Als der Sozialdemokrat Tony Blair in Großbritannien an die Macht kam, waren die Linken auf der Insel gleich skeptisch. Der Anführer von New Labour schien ihnen eine »Margaret Thatcher with a smiling face«, nichts anderes als eine lächelnde Ausgabe der eisernen Lady, die ein paar Jahre vor ihm regiert hatte.

Auch die Bundeskanzlerin Angela Merkel lächelt gerne mal freundlich, wenngleich verschmitzter und zurückhaltender als der stets Zähne zeigende Tony Blair. Und auch sie gibt sich als Frau der Mitte und der Modernität.

All das hindert allerdings ihre Koalition nicht daran, ihr nahestehende Gruppen zu bedienen. Das geht nicht immer so frech und offen zu wie bei den Hoteliers. Als die ihr Steuergeschenk erhielten, hatte die FDP in den Meinungsumfragen noch zweistellige Werte, und die Koalition schien sich vieles erlauben zu können. Heute ist es anders: Diesmal musste viel gefochten und gestritten werden, bevor Schwarz-Gelb weitere Milliardengewinne für die Stromkonzerne absegnete.

Trotzdem versucht es die Koalition gleich wieder. Gesundheitsexperten aus ihren Reihen haben eine Art Förderprogramm für die privaten Krankenversicherungen entwickelt. Für die sollen demnach bald auch Preisnachlässe auf Arzneimittel gelten, die eigentlich auf die viel größeren gesetzlichen Kassen beschränkt waren und für sie ausgehandelt werden. Und Mitglieder der Gesetzlichen, die genug verdienen, sollen schneller als bisher zu den Privaten wechseln dürfen.

Was sollen die Privaten für diese und noch weitere Vorteile ihrerseits abgeben? Soweit bekannt, nichts.

Natürlich gäbe es gute Gründe, die Arbeitsteilung der gesetzlichen und privaten Kassen neu zu regeln – vor allem, wenn man sie auf Dauer enger zusammenwachsen lassen wollte. Das deutsche Trennsystem ist an willkürlichen Grenzen und Regeln ja kaum zu überbieten.

Doch das neuerliche Vorhaben passt eher in die Kategorie der politischen Freundeshilfe. Vielleicht kommen die Pläne auch nicht durch – die Pharmalobby und CSU-Politiker wehren sich. Das Motto scheint zu sein: Man kann es ja mal versuchen.
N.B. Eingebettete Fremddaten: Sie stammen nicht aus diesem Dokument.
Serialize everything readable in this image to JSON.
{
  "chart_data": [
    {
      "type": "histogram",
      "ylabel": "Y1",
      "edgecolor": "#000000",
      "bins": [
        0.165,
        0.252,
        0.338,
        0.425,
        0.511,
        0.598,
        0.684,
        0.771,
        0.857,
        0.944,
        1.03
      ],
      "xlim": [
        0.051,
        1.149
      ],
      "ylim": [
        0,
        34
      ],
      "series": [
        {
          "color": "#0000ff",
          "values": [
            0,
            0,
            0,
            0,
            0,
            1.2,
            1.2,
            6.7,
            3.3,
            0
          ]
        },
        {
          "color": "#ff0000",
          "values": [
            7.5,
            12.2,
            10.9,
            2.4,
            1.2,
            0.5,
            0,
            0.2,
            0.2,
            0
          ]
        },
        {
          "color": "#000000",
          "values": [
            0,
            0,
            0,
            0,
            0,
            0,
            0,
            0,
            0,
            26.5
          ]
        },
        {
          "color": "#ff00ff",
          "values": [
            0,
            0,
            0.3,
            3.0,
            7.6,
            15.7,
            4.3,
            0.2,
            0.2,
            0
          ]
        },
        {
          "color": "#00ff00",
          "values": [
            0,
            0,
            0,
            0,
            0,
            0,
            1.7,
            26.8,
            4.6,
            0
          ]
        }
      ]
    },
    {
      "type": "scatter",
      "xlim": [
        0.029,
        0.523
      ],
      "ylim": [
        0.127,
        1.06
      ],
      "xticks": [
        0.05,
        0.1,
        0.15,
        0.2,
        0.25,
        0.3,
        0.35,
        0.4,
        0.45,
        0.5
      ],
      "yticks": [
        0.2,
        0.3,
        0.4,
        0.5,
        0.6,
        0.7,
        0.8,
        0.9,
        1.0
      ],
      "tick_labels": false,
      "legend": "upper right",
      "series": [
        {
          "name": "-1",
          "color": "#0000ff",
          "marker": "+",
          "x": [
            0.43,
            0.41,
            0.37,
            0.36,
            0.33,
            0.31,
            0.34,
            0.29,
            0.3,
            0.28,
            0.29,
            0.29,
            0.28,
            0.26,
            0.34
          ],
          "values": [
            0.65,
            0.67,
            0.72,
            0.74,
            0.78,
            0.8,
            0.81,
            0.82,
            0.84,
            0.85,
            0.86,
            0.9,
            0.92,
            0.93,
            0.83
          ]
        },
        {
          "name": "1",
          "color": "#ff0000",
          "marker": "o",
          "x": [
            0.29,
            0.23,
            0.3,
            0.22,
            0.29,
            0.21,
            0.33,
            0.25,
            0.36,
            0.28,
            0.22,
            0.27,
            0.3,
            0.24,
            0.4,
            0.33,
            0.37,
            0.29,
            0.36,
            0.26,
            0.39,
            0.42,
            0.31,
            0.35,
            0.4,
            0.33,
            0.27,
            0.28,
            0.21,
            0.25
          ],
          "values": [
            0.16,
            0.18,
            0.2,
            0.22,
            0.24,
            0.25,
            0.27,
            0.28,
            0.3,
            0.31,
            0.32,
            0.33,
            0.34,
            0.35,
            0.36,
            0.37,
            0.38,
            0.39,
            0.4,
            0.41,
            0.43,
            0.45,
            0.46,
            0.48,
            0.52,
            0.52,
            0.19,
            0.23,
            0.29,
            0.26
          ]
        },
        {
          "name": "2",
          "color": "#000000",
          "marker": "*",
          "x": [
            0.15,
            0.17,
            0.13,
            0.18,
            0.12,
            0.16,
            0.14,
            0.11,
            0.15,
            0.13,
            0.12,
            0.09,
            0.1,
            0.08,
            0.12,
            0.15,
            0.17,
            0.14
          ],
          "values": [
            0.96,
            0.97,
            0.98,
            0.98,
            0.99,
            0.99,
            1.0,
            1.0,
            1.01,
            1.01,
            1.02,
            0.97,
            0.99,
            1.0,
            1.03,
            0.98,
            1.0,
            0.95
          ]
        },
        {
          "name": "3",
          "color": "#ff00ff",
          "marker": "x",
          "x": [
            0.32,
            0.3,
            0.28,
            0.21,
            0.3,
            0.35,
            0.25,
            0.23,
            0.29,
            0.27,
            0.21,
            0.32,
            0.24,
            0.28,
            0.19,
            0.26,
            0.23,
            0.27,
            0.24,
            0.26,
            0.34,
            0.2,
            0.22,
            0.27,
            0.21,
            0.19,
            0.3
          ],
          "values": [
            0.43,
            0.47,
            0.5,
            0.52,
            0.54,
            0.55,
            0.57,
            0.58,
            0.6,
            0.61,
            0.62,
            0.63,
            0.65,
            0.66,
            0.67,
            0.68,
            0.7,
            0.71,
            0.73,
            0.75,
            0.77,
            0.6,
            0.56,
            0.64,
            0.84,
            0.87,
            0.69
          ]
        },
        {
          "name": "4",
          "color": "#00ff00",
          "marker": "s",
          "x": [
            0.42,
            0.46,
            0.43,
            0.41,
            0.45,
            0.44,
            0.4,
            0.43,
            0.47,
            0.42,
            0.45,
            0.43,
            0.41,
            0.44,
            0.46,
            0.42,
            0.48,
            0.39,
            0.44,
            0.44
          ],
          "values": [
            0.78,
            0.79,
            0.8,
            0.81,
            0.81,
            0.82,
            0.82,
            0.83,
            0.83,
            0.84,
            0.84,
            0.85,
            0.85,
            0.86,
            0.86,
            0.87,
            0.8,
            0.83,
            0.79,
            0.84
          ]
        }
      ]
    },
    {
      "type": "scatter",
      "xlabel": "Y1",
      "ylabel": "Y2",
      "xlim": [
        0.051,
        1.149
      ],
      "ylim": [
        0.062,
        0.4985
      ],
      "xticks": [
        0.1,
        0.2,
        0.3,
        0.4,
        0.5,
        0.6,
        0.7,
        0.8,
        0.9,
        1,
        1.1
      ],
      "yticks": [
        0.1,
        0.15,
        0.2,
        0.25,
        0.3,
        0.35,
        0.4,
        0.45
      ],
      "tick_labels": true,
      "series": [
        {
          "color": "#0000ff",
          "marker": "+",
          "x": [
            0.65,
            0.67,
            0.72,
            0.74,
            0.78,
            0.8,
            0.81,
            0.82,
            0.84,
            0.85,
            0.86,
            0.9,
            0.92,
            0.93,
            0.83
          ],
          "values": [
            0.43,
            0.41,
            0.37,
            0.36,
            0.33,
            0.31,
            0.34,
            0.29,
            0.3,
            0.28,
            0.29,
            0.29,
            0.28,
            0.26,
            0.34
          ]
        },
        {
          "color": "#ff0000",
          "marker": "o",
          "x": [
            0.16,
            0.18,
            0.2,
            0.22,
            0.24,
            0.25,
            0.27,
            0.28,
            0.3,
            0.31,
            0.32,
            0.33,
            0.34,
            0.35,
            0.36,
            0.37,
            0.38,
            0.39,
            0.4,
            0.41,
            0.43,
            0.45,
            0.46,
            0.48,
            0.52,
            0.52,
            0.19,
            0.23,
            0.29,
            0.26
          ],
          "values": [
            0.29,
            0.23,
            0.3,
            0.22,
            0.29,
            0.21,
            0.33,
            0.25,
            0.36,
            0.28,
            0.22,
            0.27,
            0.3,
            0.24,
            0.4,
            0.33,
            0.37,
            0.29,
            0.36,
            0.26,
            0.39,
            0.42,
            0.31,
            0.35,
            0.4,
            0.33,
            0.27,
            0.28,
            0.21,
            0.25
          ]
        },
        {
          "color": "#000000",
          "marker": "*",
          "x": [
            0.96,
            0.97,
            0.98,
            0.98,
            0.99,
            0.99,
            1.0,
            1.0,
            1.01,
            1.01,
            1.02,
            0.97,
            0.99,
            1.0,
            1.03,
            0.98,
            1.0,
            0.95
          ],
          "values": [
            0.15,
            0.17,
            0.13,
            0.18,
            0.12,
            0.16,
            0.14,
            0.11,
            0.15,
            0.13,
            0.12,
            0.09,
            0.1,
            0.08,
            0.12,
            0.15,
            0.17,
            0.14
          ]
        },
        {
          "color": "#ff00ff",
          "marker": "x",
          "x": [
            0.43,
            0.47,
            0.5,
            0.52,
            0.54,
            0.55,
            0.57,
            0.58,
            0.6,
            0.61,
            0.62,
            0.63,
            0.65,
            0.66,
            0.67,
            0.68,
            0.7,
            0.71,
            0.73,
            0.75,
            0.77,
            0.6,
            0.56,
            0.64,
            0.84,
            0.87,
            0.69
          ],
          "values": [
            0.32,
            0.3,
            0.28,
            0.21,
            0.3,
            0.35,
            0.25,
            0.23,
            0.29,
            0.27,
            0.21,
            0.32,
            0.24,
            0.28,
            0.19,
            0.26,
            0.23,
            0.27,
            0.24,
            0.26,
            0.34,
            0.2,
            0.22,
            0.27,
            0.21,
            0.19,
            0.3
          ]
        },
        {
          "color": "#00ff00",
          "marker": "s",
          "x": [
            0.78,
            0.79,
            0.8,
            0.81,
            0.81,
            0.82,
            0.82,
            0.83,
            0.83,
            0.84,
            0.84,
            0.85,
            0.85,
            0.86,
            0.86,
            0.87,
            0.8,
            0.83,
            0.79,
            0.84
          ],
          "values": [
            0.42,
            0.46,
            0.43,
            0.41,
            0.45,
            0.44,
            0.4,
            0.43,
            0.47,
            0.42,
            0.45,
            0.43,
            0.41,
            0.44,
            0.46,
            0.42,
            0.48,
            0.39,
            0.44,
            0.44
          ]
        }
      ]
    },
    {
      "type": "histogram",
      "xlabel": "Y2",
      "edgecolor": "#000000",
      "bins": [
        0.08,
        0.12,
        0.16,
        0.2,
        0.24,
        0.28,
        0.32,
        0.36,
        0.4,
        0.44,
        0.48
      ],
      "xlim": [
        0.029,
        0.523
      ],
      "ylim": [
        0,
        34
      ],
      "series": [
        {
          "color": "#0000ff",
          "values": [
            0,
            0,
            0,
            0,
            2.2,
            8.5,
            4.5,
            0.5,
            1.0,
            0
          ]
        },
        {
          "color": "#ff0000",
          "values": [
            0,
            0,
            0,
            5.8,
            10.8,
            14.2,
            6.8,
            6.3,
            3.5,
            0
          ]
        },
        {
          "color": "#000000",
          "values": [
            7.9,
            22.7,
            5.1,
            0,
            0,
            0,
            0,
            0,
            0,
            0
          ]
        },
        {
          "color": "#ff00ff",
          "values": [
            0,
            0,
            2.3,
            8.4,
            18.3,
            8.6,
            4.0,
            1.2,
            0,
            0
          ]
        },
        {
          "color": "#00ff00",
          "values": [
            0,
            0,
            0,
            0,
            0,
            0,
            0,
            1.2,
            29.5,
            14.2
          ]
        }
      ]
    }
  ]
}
Fährt die selbst ernannte Regierung der Mitte fort mit solchen Aktionen, wird sie reichlich einseitig. Man könnte sagen, dafür wurde sie doch auch gewählt. Doch so offensichtlich mögen es nicht einmal die Wähler, wie alle Beliebtheitsumfragen zeigen . Denn das ist der Fluch des Klientelismus. Am Ende wenden sich selbst die Bedienten wegen Unwohlseins ab.

Angela Merkel muss aufpassen, dass sie nicht noch verglichen wird mit Guido Westerwelle – in dem Fall allerdings mit einem ernsten Gesicht.